Lymphomas are often described as B-cell lymphomas or T-cell lymphomas according to whether they began in B-cell lymphocytes or T-cell lymphocytes.
Type of B-cell lymphomas
B-cell lymphomas are more common than T-cell lymphomas. About 9 out of 10 people diagnosed with NHL have a B-cell lymphoma.
The most common types of B-cell lymphomas are:
- diffuse large B-cell lymphoma (DLBCL)
- follicular lymphoma (FL).
Other less common types include:
- Burkitt lymphoma
- MALT lymphoma (extranodal marginal zone B-cell)
- lymphoplasmacytic lymphoma (also called Waldenstrom’s macroglobulinaemia).
- mantle cell lymphoma
- mediastinal large B-cell lymphoma
- nodal marginal zone B-cell lymphoma
- small lymphocytic lymphoma
- thyroid lymphoma.
Types of T-cell lymphomas
T-cell lymphomas are much less common. There are a number of different types, including:
- peripheral T-cell lymphoma
- skin (cutaneous) lymphomas, including Mycosis fungoides and Sézary syndrome
- anaplastic large cell lymphoma
- T-cell lymphoblastic lymphoma.
Non-Hodgkin’s lymphoma Risk factors
In many cases, people who develop NHL have no risk factors, and doctors seldom know why one person develops non-Hodgkin’s lymphoma and another does not.
Certain risk factors increase the chance that a person will develop this disease although most people who have these risk factors will never develop the disease.
Medications that suppress the immune system: Using immunosuppressive agents (such as after an organ transplant) is a risk factor as it reduces the body’s ability to fight infection.
Weakened immune system: The risk of developing lymphoma may be increased by having a weakened immune system.
Certain infections: Certain viral and bacterial infections increase the risk of NHL. Examples are HIV, hepatitis C virus, and Epstein-Barr virus.
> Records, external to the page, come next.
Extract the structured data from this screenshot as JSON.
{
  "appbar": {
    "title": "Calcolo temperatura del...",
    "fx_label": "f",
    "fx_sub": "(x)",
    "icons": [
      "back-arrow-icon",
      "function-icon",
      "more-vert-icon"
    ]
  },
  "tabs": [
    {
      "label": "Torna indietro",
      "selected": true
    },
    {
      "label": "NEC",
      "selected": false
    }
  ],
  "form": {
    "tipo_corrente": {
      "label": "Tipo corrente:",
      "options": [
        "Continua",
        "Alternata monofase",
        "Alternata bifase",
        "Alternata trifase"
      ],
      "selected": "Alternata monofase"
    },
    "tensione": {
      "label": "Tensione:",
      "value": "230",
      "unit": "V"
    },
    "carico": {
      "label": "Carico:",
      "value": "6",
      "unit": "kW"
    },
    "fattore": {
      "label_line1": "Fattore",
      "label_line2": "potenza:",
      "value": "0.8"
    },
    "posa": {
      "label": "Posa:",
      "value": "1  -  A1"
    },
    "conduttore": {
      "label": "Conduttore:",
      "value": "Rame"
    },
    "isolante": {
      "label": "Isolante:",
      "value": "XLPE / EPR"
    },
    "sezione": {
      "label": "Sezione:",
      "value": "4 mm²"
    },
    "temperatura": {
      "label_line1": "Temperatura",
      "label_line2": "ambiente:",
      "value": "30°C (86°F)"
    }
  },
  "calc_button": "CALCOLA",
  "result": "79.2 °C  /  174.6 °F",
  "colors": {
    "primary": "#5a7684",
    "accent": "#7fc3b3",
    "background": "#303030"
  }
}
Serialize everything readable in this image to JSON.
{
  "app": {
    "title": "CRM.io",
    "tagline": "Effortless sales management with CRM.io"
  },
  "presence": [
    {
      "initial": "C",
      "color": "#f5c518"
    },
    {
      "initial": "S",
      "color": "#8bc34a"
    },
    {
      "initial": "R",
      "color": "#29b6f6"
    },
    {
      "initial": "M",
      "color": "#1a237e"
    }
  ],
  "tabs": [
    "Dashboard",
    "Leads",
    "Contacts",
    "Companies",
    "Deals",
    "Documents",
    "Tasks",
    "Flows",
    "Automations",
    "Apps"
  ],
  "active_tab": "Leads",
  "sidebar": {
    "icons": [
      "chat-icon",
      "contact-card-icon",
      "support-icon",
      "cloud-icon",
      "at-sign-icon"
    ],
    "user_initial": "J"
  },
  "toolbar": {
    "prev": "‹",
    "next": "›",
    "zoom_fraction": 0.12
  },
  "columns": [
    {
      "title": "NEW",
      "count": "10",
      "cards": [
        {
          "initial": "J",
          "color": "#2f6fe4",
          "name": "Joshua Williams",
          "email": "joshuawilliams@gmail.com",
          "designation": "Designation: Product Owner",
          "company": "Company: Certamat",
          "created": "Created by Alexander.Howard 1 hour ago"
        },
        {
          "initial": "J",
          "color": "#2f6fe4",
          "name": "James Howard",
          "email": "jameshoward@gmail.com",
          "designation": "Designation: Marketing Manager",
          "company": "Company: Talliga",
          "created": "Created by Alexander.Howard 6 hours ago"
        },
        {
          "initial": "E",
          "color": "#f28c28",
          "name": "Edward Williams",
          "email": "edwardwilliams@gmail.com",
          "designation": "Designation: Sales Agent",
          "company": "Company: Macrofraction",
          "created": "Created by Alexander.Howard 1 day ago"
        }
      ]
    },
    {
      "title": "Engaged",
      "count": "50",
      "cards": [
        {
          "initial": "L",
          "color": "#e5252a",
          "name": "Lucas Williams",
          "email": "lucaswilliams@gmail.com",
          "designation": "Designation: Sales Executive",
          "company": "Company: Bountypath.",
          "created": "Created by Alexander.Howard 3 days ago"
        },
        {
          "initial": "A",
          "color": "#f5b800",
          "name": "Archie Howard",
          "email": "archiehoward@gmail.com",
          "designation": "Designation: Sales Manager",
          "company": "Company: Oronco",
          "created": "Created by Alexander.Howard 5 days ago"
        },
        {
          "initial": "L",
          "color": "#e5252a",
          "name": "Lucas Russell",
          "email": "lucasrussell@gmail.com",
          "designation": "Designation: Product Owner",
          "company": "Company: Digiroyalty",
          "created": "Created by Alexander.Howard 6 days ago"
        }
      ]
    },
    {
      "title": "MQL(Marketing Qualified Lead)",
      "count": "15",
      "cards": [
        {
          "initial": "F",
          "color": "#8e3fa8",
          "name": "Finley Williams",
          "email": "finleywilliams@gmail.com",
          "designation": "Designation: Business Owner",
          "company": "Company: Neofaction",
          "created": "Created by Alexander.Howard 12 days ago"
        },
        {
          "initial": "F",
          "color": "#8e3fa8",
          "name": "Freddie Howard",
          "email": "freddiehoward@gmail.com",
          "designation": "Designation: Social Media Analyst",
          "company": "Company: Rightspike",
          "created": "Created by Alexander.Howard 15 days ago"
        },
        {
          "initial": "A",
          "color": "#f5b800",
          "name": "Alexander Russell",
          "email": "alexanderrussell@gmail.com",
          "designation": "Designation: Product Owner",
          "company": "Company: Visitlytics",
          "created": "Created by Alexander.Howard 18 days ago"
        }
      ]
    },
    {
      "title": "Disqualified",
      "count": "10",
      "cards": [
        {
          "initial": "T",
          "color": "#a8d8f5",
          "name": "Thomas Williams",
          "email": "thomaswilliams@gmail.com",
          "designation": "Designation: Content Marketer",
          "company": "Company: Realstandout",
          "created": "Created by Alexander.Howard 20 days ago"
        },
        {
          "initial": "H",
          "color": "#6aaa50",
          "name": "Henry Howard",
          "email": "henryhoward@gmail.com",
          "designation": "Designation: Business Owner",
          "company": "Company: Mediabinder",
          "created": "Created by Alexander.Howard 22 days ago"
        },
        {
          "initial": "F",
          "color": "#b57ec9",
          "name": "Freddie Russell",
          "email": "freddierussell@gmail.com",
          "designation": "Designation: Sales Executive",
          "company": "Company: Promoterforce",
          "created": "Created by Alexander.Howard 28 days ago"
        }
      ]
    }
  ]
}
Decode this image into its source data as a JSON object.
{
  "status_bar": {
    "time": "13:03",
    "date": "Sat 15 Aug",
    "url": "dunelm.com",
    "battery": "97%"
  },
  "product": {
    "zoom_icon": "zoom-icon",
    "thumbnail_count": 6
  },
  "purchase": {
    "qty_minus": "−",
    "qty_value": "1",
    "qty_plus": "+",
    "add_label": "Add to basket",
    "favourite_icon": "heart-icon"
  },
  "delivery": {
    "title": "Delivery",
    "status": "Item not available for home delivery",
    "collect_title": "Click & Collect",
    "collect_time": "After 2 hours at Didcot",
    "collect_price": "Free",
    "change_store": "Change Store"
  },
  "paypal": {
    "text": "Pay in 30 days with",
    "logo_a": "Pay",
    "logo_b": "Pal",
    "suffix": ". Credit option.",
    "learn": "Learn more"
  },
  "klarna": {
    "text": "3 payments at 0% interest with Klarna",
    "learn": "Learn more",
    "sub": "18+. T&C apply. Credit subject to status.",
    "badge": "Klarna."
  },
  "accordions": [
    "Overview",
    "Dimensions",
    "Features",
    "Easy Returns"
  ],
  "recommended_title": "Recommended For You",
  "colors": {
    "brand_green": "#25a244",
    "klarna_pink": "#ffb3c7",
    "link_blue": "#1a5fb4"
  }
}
A type of bacteria sometimes linked to NHL is the ulcer-causing H. pylori.
Note: Lymphoma is not contagious. It’s impossible to catch lymphoma from another person.
Age: Although non-Hodgkin’s lymphoma can occur in young people, the chance of developing this disease increases with age. Most people with non-Hodgkin’s lymphoma are older than 60 years of age.
Other possible links: People who work with herbicides or certain other chemicals may be at increased risk of this disease. Researchers are also looking at a possible link between using hair dyes before 1980 and non-Hodgkin’s lymphoma. None of these possible links have definitely been proven.
Note: Having one or more risk factors does not mean that a person will develop non-Hodgkin’s lymphoma. Most people who have risk factors never develop cancer.